Kurt Howard started his Beatles collection in 1966 and he's still a fan after all this time. #k5evening

BURIEN, Wash. — At the Highline Heritage Museum you might run into D-B Cooper, get up close to a prehistoric sloth, or if you're lucky meet a man who can tell you the exact date he found his life's passion. 

Aug 25 1966 was the day the Beatles played two shows at the Seattle Coliseum when Kurt Howard was 12-years-old.

“I wanted to go with some friends of mine and they didn't want to pay 4 dollars for a ticket," said Howard. "So my parents dropped me off and I went by myself. You couldn't hear them with all the screaming girls but it was still worth it. George Harrison was playing and he went ‘Yaaaaah!!’"

With his purchase of a ticket and the concert program Howard started a Beatles collection that has been a lifetime in the making.

“I just can't help myself you know,” Howard said. “I’m a Beatles fan forever.”

Albums, CDs, books, magazines, stamps, cards and even a very worn-out Beatle boot make up his collection. Howard even has a picture of him and his wife in the Beatles' room at the Edgewater Inn. The bottom of the picture includes a photo of The Beatles fishing out of the window of that very room.

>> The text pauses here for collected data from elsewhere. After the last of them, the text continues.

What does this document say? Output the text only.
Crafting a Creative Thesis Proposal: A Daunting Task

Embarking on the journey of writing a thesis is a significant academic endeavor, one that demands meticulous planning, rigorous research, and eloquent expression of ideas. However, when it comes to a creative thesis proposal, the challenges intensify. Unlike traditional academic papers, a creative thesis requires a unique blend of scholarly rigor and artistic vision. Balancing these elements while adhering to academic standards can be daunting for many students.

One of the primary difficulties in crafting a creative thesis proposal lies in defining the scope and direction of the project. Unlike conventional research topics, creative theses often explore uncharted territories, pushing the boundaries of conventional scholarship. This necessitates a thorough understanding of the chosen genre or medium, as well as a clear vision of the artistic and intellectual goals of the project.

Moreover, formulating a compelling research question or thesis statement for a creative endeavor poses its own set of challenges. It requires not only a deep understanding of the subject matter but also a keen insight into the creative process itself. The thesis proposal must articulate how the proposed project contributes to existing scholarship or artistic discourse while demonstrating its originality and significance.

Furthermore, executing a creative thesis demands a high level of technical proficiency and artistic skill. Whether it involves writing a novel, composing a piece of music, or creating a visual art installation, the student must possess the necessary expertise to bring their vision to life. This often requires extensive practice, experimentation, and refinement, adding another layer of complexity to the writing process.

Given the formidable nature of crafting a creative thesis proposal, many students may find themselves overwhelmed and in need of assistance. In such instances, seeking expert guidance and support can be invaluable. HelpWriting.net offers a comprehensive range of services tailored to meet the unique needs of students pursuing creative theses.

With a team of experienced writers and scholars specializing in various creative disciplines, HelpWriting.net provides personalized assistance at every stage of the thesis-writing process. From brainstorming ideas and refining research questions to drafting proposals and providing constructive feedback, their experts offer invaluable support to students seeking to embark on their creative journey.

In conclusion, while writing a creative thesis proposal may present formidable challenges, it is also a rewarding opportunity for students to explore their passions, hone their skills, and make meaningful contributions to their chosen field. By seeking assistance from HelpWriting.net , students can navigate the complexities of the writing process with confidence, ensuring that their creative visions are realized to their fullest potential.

“Yeah the memories I just can't get rid of those things - I just love looking at them,” Howard said.

Howard is still enraptured by the album covers the way he was all those days ago.

“What's interesting about this [The Beatles ‘Help’ cover] is the Beatles do not spell ‘help’- they spell ‘NUJV,’” Howard said.

There is even clue that seems to prove that Paul was replaced by a barefoot look-alike on the “Abbey Road” album cover. “He's barefoot because he's dead,” Howard said.

Everything in the exhibit transports Howard back to that fateful day in 1966.

“And I can remember when they're getting ready to open the door for the concert and everybody's pushing forward,” Howard said. “You could almost lift your feet up because just the compression of all those people it's like WOAH you know?”

That was the day Howard saw the Beatles - even if he couldn't really hear them.